Les contre-indications à la vaccination sont des situations dans lesquelles l’administration d’un vaccin est déconseillée en raison d’un risque accru d’effets indésirables graves ou d’une inefficacité attendue. Elles se divisent en deux catégories : les contre-indications absolues et les contre-indications relatives (ou précautions particulières). Une contre-indication absolue, rare, implique une interdiction formelle de vacciner — par exemple, une réaction anaphylactique documentée après une dose précédente du même vaccin, ou une allergie sévère confirmée à un composant essentiel du vaccin (comme le néomycine, le protoporphyrine IX dans certains vaccins à base de virus vivants atténués, ou le latex dans certains dispositifs d’injection). Chez les personnes présentant une immunodépression sévère (ex. : lymphome évolutif non contrôlé, infection à VIH avec CD4 < 200/mm³ sans traitement antirétroviral efficace, greffe d’organe récente sous immunosuppresseurs intenses), les vaccins vivants atténués (comme ceux contre la rougeole, les oreillons, la rubéole, la varicelle ou la fièvre jaune) sont strictement contre-indiqués en raison du risque théorique de maladie vaccinale généralisée.
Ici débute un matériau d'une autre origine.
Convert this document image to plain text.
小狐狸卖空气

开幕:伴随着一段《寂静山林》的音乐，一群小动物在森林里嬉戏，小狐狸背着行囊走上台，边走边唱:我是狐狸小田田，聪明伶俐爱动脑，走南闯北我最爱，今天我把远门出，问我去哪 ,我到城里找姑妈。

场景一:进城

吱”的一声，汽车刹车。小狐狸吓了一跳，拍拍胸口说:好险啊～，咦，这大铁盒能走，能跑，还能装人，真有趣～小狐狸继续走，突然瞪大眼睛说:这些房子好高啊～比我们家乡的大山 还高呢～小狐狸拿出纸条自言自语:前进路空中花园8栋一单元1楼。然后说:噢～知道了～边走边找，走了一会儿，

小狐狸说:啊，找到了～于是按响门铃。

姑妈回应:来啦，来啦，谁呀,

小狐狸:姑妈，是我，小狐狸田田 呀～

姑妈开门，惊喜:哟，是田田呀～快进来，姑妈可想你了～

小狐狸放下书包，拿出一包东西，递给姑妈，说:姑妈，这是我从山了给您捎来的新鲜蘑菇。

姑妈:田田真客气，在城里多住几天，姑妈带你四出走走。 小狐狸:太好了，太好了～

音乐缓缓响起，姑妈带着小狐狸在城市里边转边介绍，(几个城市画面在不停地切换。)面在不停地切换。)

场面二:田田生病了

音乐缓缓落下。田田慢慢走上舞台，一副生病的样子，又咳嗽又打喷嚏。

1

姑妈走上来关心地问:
Les contre-indications relatives exigent une évaluation individuelle : elles incluent notamment les infections aiguës fébriles modérées à sévères (la vaccination est généralement différée jusqu’à la résolution du syndrome infectieux), la grossesse (contre-indication relative aux vaccins vivants atténués, bien que les vaccins inactivés comme ceux contre la grippe ou le tétanos soient non seulement autorisés mais recommandés), ou encore certaines pathologies neurologiques évolutives non stabilisées. Il est crucial de noter qu’une simple allergie aux œufs ne constitue plus une contre-indication aux vaccins antigrippaux modernes, y compris ceux préparés sur œufs, car leur teneur en ovalbumine est désormais très faible et sans danger pour la grande majorité des patients.
En pratique clinique, chaque décision vaccinale repose sur une anamnèse rigoureuse, l’examen clinique et, si nécessaire, des investigations complémentaires (dosages d’IgE spécifiques, tests cutanés, bilans immunitaires). Lorsqu’une incertitude persiste, la consultation d’un spécialiste en allergologie ou en médecine infectieuse est fortement recommandée. La suspension temporaire d’un vaccin ne doit jamais conduire à un retard excessif dans la réalisation du calendrier vaccinal, surtout chez les nourrissons et les jeunes enfants, pour lesquels la protection précoce est vitale.